What is the average mid-level Geoscientist salary?
The modeled average is $125,952 per year in the United States.
Is this experience data directly labeled by BLS?
No. BLS publishes wage percentiles, and Careerclev maps those percentiles to experience levels with a clear methodology note.
How long does it take to move beyond mid-level?
Most workers move toward Senior Level after showing broader scope, stronger output, and market-ready proof.
What is the salary range for mid-level Geoscientist roles?
Mid-Level Geoscientist roles in this guide run from about $91,925.0 to $170,645, with the midpoint near $125,952.
Can location change mid-level Geoscientist pay a lot?
Yes. City and state market differences can move mid-level Geoscientist pay well above or below the national modeled average, especially in stronger employer hubs.
Do skills affect mid-level Geoscientist salary at this stage?
Yes. Specialized skills, stronger tools, and work tied to high-value outcomes can move compensation closer to the top of the mid-level pay band.
What is the best way to move from mid-level to Senior Level?
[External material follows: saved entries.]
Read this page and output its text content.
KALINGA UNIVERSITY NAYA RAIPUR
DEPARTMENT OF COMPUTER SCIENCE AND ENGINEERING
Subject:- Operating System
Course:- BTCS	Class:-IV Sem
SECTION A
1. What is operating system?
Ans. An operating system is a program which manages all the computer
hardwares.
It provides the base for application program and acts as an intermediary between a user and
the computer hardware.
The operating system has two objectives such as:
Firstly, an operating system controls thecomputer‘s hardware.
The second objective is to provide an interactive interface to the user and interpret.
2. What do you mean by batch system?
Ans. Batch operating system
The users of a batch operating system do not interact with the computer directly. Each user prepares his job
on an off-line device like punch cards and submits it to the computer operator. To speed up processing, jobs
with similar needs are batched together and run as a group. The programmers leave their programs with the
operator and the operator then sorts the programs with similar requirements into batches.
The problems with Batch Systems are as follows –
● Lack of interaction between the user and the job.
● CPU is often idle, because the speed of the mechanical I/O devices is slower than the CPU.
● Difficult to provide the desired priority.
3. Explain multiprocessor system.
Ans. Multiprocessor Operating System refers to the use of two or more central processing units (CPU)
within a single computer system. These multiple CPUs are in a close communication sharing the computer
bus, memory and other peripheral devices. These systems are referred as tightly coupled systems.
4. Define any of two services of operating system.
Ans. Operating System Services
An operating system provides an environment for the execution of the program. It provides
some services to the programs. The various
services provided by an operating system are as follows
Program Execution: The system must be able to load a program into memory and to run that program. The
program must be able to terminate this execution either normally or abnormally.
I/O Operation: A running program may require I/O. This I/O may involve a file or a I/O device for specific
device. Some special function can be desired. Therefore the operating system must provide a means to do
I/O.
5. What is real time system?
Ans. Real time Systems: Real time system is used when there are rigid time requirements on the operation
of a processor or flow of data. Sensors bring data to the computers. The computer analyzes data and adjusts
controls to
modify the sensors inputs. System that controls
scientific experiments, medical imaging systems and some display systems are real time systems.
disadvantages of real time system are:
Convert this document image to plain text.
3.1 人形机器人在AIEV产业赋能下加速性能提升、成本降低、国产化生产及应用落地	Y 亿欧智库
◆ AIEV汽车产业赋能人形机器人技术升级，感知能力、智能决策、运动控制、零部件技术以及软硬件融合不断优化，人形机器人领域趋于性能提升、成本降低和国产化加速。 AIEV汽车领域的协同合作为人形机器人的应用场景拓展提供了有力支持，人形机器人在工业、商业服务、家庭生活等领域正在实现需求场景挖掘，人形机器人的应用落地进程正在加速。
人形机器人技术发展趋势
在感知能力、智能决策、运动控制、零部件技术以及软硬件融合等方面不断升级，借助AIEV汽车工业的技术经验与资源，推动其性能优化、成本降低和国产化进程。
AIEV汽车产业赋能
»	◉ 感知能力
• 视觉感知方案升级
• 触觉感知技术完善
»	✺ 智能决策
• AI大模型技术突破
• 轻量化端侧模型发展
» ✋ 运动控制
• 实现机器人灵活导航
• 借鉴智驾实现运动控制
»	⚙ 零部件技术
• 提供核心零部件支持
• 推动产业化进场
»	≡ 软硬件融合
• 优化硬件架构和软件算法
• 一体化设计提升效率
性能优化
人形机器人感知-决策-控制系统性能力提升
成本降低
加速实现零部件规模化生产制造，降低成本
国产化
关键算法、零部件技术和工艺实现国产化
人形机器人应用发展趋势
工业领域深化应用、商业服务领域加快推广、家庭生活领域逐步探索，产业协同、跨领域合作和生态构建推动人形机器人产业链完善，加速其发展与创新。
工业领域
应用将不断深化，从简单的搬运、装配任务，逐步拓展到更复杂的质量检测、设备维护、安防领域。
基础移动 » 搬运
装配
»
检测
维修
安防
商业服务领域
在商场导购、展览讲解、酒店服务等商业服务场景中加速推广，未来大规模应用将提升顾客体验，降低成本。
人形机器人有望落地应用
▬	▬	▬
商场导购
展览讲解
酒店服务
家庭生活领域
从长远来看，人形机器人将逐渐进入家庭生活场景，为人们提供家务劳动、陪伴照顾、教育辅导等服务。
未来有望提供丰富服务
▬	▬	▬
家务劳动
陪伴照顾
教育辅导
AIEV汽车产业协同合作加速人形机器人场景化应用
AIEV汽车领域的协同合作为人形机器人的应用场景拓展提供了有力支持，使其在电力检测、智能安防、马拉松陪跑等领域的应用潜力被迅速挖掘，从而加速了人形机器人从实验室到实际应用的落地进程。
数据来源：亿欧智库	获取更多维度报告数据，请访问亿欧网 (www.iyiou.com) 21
The usual path is to show more independent delivery, clearer business impact, and readiness for broader ownership than the current level requires.
Is remote work good for mid-level Geoscientist roles?
It can be. Remote and hybrid access can widen employer choice and sometimes let workers reach stronger-paying markets before relocating.
🔬
Data Sources & MethodologyExperience salary pages use BLS OEWS wage facts and Careerclev salary experience bands. Experience levels are modeled from percentile wages because BLS does not publish direct entry, mid, senior, or lead labels.